You know how Mercedes is currently making fat bank selling the front-drive, platform-optimized low cost luxury CLA? Chrysler has been at that game, and here's what it looks like a couple decades later: a saggy-ass New Yorker K Car.
Here's another excellent Regular Car Reviews piece on what was so very, very right about the Chrysler New Yorker. RCR's point is that back in the '80s, Chryser was still pulling itself back up after a soul-shaking bailout. What they did was platform engineer their cars to the nth degree, and everything from budget Plymouths to this New Yorker was made on the same front-drive K architecture.
So it cost Chrysler hardly any more to make a luxury car than it did to make an econobox, only they got to charge more for the badge and the extras.
And it worked.
And here, in all its glory, is what that success looks like a couple decades later. The air suspension has sagged, the pop up headlights have failed, and the fake crystal has faded.

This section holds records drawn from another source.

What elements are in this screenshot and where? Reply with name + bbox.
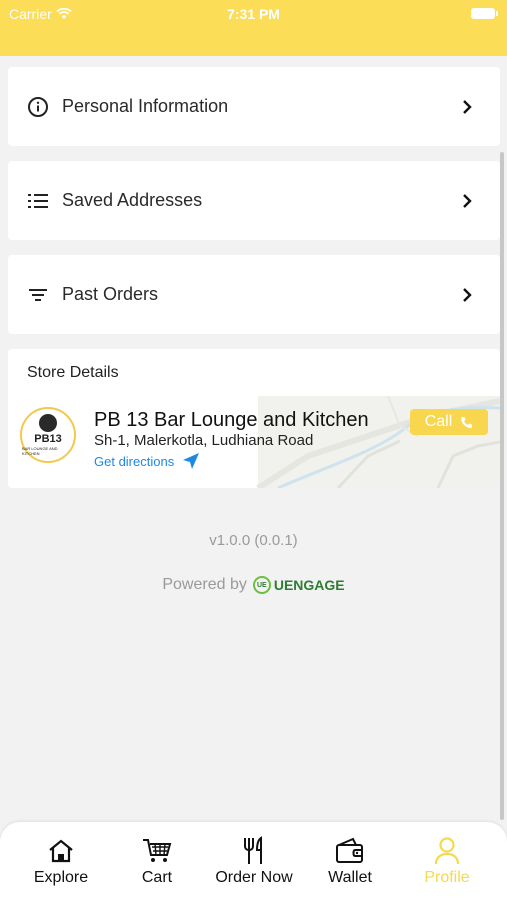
status-bar: Carrier 7:31 PM	[0, 0, 507, 56]
menu-past-orders[interactable]: Past Orders	[8, 255, 500, 334]
store-logo-text: PB13	[34, 433, 62, 445]
uengage-logo-mark: UE	[252, 576, 271, 594]
tab-explore[interactable]: Explore	[11, 836, 111, 892]
tab-label: Order Now	[215, 869, 293, 886]
store-logo: PB13 BAR LOUNGE AND KITCHEN	[20, 407, 76, 463]
chevron-right-icon	[462, 192, 476, 210]
store-name: PB 13 Bar Lounge and Kitchen	[94, 409, 369, 431]
wallet-icon	[335, 836, 365, 866]
store-logo-mark	[39, 414, 57, 432]
home-icon	[46, 836, 76, 866]
bottom-tab-bar: Explore Cart Order Now Wallet Profile	[0, 822, 507, 900]
profile-icon	[432, 836, 462, 866]
filter-icon	[26, 283, 50, 307]
tab-label: Cart	[141, 869, 173, 886]
menu-label: Personal Information	[62, 96, 229, 116]
tab-label: Profile	[424, 869, 470, 886]
store-logo-subtext: BAR LOUNGE AND KITCHEN	[22, 446, 58, 456]
get-directions-link[interactable]: Get directions	[94, 452, 200, 470]
cart-icon	[142, 836, 172, 866]
tab-order-now[interactable]: Order Now	[204, 836, 304, 892]
status-time: 7:31 PM	[227, 6, 280, 22]
chevron-right-icon	[462, 286, 476, 304]
uengage-logo: UE UENGAGE	[252, 576, 345, 594]
menu-label: Past Orders	[62, 284, 159, 304]
tab-profile[interactable]: Profile	[397, 836, 497, 892]
fork-knife-icon	[239, 836, 269, 866]
chevron-right-icon	[462, 98, 476, 116]
get-directions-label: Get directions	[94, 453, 175, 469]
menu-saved-addresses[interactable]: Saved Addresses	[8, 161, 500, 240]
menu-label: Saved Addresses	[62, 190, 203, 210]
powered-by-label: Powered by	[162, 576, 247, 593]
scrollbar[interactable]	[500, 152, 504, 820]
tab-label: Wallet	[328, 869, 372, 886]
info-icon	[26, 95, 50, 119]
tab-label: Explore	[33, 869, 89, 886]
store-section-title: Store Details	[27, 364, 119, 381]
call-button[interactable]: Call	[410, 409, 488, 435]
menu-personal-information[interactable]: Personal Information	[8, 67, 500, 146]
phone-icon	[461, 416, 473, 428]
powered-by: Powered by UE UENGAGE	[0, 576, 507, 594]
call-label: Call	[424, 413, 453, 430]
tab-wallet[interactable]: Wallet	[300, 836, 400, 892]
store-address: Sh-1, Malerkotla, Ludhiana Road	[94, 432, 314, 449]
uengage-brand: UENGAGE	[273, 577, 345, 593]
store-details-card: Store Details PB13 BAR LOUNGE AND KITCHE…	[8, 349, 500, 488]
navigation-arrow-icon	[183, 453, 200, 469]
app-version: v1.0.0 (0.0.1)	[209, 532, 298, 549]
tab-cart[interactable]: Cart	[107, 836, 207, 892]
battery-icon	[471, 8, 498, 19]
list-icon	[26, 189, 50, 213]
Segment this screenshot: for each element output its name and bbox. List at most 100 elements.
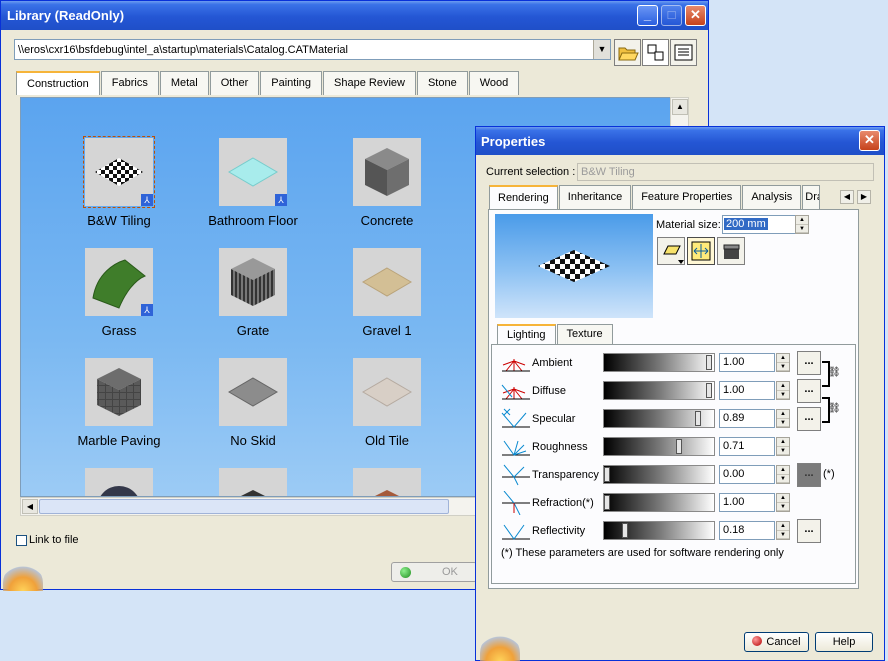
reflectivity-spinner[interactable]: ▲ ▼ [776, 521, 790, 540]
slider-knob[interactable] [604, 495, 610, 510]
adjust-texture-button[interactable] [687, 237, 715, 265]
tab-painting[interactable]: Painting [260, 71, 323, 95]
material-size-spinner[interactable]: ▲ ▼ [795, 215, 809, 234]
tab-shape-review[interactable]: Shape Review [323, 71, 416, 95]
tab-rendering[interactable]: Rendering [489, 185, 558, 209]
tab-scroll-left-icon[interactable]: ◀ [840, 190, 854, 204]
refraction-value-input[interactable]: 1.00 [719, 493, 775, 512]
chain-link-icon[interactable]: ⛓ [828, 403, 841, 417]
slider-knob[interactable] [695, 411, 701, 426]
ambient-slider[interactable] [603, 353, 715, 372]
roughness-icon [502, 440, 530, 456]
reflectivity-value-input[interactable]: 0.18 [719, 521, 775, 540]
reflectivity-slider[interactable] [603, 521, 715, 540]
close-button[interactable]: ✕ [685, 5, 706, 26]
tab-wood[interactable]: Wood [468, 71, 520, 95]
checkbox-box[interactable] [16, 534, 27, 546]
material-label: Concrete [360, 213, 414, 228]
slider-knob[interactable] [604, 467, 610, 482]
diffuse-icon [501, 384, 530, 400]
material-thumbnail: ⅄ [83, 136, 155, 208]
tab-texture[interactable]: Texture [556, 324, 613, 345]
planar-mapping-button[interactable] [657, 237, 685, 265]
properties-window: Properties ✕ Current selection : B&W Til… [475, 126, 885, 661]
open-folder-button[interactable] [614, 39, 641, 66]
tab-drafting[interactable]: Dra [802, 185, 821, 209]
tab-scroll-right-icon[interactable]: ▶ [857, 190, 871, 204]
ambient-value-input[interactable]: 1.00 [719, 353, 775, 372]
tab-metal[interactable]: Metal [159, 71, 209, 95]
current-selection-label: Current selection : [486, 166, 576, 178]
material-size-input[interactable]: 200 mm [722, 215, 806, 234]
param-row-reflectivity: Reflectivity 0.18 ▲ ▼ ... [500, 519, 845, 543]
diffuse-spinner[interactable]: ▲ ▼ [776, 381, 790, 400]
reflectivity-color-button[interactable]: ... [797, 519, 821, 543]
cancel-button[interactable]: Cancel [744, 632, 809, 652]
transparency-slider[interactable] [603, 465, 715, 484]
tab-lighting[interactable]: Lighting [497, 324, 556, 345]
ok-button[interactable]: OK [391, 562, 477, 582]
maximize-button[interactable]: □ [661, 5, 682, 26]
icon-view-button[interactable] [642, 39, 669, 66]
refraction-slider[interactable] [603, 493, 715, 512]
param-row-transparency: Transparency 0.00 ▲ ▼ ... (*) [500, 463, 845, 487]
chain-link-icon[interactable]: ⛓ [828, 367, 841, 381]
gallery-horizontal-scrollbar[interactable]: ◀ [20, 497, 480, 516]
transparency-value-input[interactable]: 0.00 [719, 465, 775, 484]
tab-other[interactable]: Other [209, 71, 260, 95]
scrollbar-thumb[interactable] [39, 499, 449, 514]
param-label: Ambient [532, 357, 573, 369]
ambient-color-button[interactable]: ... [797, 351, 821, 375]
tab-feature-properties[interactable]: Feature Properties [632, 185, 742, 209]
tab-inheritance[interactable]: Inheritance [558, 185, 632, 209]
diffuse-value-input[interactable]: 1.00 [719, 381, 775, 400]
material-label: Grass [101, 323, 137, 338]
chevron-down-icon[interactable]: ▼ [593, 40, 610, 59]
link-to-file-checkbox[interactable]: Link to file [14, 534, 79, 546]
texture-image-button[interactable] [717, 237, 745, 265]
library-titlebar[interactable]: Library (ReadOnly) _ □ ✕ [1, 1, 708, 30]
roughness-slider[interactable] [603, 437, 715, 456]
lighting-texture-tabs: Lighting Texture [497, 324, 614, 345]
specular-value-input[interactable]: 0.89 [719, 409, 775, 428]
slider-knob[interactable] [706, 383, 712, 398]
tab-fabrics[interactable]: Fabrics [100, 71, 159, 95]
param-label: Specular [532, 413, 576, 425]
list-view-button[interactable] [670, 39, 697, 66]
material-thumbnail: ⅄ [85, 248, 153, 316]
roughness-value-input[interactable]: 0.71 [719, 437, 775, 456]
transparency-color-button[interactable]: ... [797, 463, 821, 487]
minimize-button[interactable]: _ [637, 5, 658, 26]
specular-color-button[interactable]: ... [797, 407, 821, 431]
slider-knob[interactable] [706, 355, 712, 370]
link-to-file-label: Link to file [29, 534, 79, 547]
scroll-up-icon[interactable]: ▲ [672, 99, 688, 115]
transparency-icon [502, 464, 530, 486]
param-label: Refraction(*) [532, 497, 594, 509]
specular-spinner[interactable]: ▲ ▼ [776, 409, 790, 428]
properties-close-button[interactable]: ✕ [859, 130, 880, 151]
material-size-value: 200 mm [724, 218, 768, 230]
specular-slider[interactable] [603, 409, 715, 428]
roughness-spinner[interactable]: ▲ ▼ [776, 437, 790, 456]
tab-construction[interactable]: Construction [16, 71, 100, 95]
scroll-left-icon[interactable]: ◀ [22, 499, 38, 514]
tab-analysis[interactable]: Analysis [742, 185, 802, 209]
diffuse-slider[interactable] [603, 381, 715, 400]
diffuse-color-button[interactable]: ... [797, 379, 821, 403]
refraction-spinner[interactable]: ▲ ▼ [776, 493, 790, 512]
properties-title: Properties [481, 134, 546, 149]
ambient-spinner[interactable]: ▲ ▼ [776, 353, 790, 372]
properties-titlebar[interactable]: Properties ✕ [476, 127, 884, 155]
param-label: Roughness [532, 441, 588, 453]
catalog-path-text: \\eros\cxr16\bsfdebug\intel_a\startup\ma… [18, 44, 348, 56]
specular-icon [501, 408, 530, 428]
tab-stone[interactable]: Stone [416, 71, 468, 95]
material-label: Bathroom Floor [208, 213, 298, 228]
transparency-spinner[interactable]: ▲ ▼ [776, 465, 790, 484]
catalog-path-combo[interactable]: \\eros\cxr16\bsfdebug\intel_a\startup\ma… [14, 39, 611, 60]
help-button[interactable]: Help [815, 632, 873, 652]
slider-knob[interactable] [676, 439, 682, 454]
material-label: Marble Paving [77, 433, 161, 448]
slider-knob[interactable] [622, 523, 628, 538]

Oh, and another thing, the Dodge Omni/Plymouth Horizon weren't K-cars. The OmniRizon twins preceded the K platform and actually got Chrysler started on their front-drive ways. In addition, the K-platform was not Iacocca's idea, he joined Chrysler while the program was already well into its development stages. Selling out the platform into every manner of car design, that was all him, though.